В один из дней он приносит с собой скрипку и, никому ничего не говоря, достает ее из футляра. Он играет «Размышления» Массне, и музыка настолько проникновенна, что я начинаю гадать, не потерял ли Массне когда-либо ребенка. Две медсестры поспешно заходят, но останавливаются послушать и забывают, зачем пришли.
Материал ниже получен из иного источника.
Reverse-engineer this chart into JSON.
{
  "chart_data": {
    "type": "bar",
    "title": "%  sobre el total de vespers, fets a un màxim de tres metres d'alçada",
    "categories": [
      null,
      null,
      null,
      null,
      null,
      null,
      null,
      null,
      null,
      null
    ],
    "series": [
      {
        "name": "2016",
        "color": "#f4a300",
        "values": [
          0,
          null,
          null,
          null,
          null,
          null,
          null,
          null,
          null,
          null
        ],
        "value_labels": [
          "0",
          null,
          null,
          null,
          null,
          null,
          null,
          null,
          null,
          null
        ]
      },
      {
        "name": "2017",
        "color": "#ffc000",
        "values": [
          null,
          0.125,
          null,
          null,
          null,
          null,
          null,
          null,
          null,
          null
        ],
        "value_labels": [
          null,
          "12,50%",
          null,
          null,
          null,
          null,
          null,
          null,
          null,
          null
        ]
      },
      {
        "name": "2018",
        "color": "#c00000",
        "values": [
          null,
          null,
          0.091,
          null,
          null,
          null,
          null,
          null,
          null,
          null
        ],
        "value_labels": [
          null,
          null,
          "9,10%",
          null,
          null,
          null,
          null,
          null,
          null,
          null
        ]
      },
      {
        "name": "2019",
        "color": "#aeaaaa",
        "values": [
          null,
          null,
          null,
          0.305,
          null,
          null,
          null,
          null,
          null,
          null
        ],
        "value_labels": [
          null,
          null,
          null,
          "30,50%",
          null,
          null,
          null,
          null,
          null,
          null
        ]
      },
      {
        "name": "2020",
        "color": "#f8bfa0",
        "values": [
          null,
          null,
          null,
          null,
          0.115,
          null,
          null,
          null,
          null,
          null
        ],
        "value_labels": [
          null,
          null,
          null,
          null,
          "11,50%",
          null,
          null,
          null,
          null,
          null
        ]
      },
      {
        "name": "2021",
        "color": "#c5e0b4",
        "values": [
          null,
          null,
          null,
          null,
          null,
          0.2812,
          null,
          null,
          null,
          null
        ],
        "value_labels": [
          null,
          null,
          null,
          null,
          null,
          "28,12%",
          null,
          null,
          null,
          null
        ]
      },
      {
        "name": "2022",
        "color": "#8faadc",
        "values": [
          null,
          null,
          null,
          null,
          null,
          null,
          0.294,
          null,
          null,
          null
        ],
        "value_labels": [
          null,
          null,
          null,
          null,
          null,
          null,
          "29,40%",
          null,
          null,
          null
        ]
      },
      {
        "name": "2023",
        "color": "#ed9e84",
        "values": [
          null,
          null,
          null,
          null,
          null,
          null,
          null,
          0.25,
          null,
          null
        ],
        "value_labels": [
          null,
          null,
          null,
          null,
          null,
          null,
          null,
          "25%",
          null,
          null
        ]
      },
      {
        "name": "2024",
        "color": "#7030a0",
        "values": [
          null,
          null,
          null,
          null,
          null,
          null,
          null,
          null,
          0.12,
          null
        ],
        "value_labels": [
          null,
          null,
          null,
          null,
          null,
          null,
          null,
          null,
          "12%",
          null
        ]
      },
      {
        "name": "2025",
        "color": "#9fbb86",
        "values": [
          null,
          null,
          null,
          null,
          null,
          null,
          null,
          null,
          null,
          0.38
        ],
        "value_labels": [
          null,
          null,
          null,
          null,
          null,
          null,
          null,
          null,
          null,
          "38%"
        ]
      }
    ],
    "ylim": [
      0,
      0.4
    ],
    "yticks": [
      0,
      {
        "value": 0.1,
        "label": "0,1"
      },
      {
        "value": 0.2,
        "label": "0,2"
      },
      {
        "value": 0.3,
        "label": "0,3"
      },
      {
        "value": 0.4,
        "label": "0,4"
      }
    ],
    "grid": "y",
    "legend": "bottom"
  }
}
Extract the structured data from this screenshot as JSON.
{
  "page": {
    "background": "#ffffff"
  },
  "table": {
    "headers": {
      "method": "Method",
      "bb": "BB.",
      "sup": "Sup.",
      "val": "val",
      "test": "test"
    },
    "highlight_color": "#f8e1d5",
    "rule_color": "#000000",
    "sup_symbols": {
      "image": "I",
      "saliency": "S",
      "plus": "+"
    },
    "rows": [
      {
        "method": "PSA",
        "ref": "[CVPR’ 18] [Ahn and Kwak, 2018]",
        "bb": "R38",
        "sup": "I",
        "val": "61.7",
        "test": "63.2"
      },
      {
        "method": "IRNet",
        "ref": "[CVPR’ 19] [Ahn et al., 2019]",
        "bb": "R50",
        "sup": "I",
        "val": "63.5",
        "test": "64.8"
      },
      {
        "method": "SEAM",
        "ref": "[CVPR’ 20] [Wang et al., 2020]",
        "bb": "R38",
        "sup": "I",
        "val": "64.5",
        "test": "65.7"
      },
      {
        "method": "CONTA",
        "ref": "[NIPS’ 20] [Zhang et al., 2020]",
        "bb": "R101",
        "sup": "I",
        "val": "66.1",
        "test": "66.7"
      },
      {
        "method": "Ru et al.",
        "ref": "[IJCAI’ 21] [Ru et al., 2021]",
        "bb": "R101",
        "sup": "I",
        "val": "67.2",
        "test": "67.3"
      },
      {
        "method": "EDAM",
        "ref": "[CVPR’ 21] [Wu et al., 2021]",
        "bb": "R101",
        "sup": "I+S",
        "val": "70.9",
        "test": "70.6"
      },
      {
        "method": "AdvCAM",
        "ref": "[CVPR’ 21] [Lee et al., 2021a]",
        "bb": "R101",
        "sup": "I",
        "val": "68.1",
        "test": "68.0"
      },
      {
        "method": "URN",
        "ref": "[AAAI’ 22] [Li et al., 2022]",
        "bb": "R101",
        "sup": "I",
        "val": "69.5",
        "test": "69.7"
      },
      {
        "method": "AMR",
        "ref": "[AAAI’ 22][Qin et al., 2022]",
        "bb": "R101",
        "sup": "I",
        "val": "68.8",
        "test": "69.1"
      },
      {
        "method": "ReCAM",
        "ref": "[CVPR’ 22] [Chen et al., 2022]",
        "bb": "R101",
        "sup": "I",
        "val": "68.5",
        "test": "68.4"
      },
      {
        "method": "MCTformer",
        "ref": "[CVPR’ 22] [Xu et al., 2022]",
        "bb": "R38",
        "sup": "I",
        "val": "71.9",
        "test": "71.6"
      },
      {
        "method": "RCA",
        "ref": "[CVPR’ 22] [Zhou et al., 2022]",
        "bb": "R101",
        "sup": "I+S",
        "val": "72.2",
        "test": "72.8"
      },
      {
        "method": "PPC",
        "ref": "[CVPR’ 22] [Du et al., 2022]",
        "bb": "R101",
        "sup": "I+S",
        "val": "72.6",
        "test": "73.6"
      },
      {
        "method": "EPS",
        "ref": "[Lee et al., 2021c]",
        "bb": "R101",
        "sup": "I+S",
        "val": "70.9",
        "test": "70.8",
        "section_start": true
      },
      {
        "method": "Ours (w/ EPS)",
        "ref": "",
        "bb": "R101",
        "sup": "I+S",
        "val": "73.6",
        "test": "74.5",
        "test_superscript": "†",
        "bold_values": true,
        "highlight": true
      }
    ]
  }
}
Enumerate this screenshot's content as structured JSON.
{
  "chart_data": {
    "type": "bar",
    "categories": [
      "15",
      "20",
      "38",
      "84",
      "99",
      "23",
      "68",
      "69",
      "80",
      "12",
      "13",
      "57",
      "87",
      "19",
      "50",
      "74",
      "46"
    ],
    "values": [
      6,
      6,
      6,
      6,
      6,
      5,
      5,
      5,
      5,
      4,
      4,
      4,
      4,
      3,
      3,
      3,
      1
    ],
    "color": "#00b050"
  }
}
Я смотрю на Сьюзи: она спокойна, сосредоточенна, ее руки на коленях, но я вижу в ней и что-то новое; этого не было в ней раньше. Она счастлива. Они с Джейком приближаются друг к другу с каких-то разных полюсов и встречаются точно посередине. Джейк живет в невероятном, непредсказуемом мире музыки и нонконформизма. Сьюзи делает шаг из своего преуспевающего, искусственно-усложненного мира, и они соединяются друг с другом так прочно, что невозможно найти место стыка.
Удивляюсь, как я не замечала этого раньше. То, что сейчас кажется мне бесспорной очевидностью, раньше и не приходило в голову.
Джейк низко кланяется в наступившей тишине. Взглянув на медсестер и больных, он улыбается и подпрыгивает в английском матросском танце, быстром и неистовом, и я вижу, как сливается с музыкой его дыхание. Вместе со слушателями он сверкает и искрится, демонстрируя ярчайшее представление света и звука, зажженного внутренней энергией и вдохновением.
Это все мои талантливые братья (которые на самом-то деле мои дяди). А один, не обладавший талантом, но тот, кого я любила больше всех, теперь мертв.
— Ты потерял брата-близнеца, — говорю я Джейку, когда он заканчивает игру и публика расходится.
— Нельзя сказать, что я много думал о нем, когда он был жив, — говорит он, глядя в окно. — А теперь не могу его забыть.
— Адриан думает, что нам нужно встречаться чаще, — говорит Сьюзи. — Я считаю, что это неплохая идея. Никогда не могла понять, почему вы так отдалились друг от друга.
Они зашли во время обеденного перерыва у Сьюзи в банке, и ей нужно возвращаться. Она прощается и направляется к двери. Подожди, хочется выкрикнуть мне. Можно мне взять малыша, если ты опять беременна?
Но я этого не делаю.
Про Дину Джейка я тоже не расспрашиваю. Они тогда не чувствовали, что врут, они просто запутались.
— Сама себе я не кажусь взрослой, — говорю я как-то Джейн. — Не ощущаю собственной значимости.
— И как ты полагаешь, что делает людей взрослыми?
— Не знаю.
— Тогда, может быть, это не так и важно.
…Пробуждаюсь от сна под действием лекарств и вижу отца, сидящего рядом. Он не принес ничего почитать, но просто сидит, и это так невероятно, потому что не видно этих снующих пальцев, раскачивающихся ног, нет той неустанной, требующей выхода энергии. Он выглядит сейчас так же, как на похоронах: одиноким, старым, съежившимся. Он счастлив? От чего зависит его счастье? Что хотел он от жизни для себя самого? Даже картины не составляют смысла его жизни: делает ли он в них дыры, сгорают ли они — не это главное. Он пишет их снова и снова. Любит ли он нас, своих сыновей и меня?
Я раздумываю над тем, мучает ли его чувство вины из-за того, что Мартин умер, а он нет. Возможно, он вспоминает, как падает его самолет, как гибнет его экипаж. В нем появилась печаль, которой не было раньше.
Он сам вырастил нас — принял на себя ответственность, хотя возможности выбора и не было. Когда я прихожу домой, он всегда мне рад, так же как и я всегда рада видеть его. Это и есть его награда?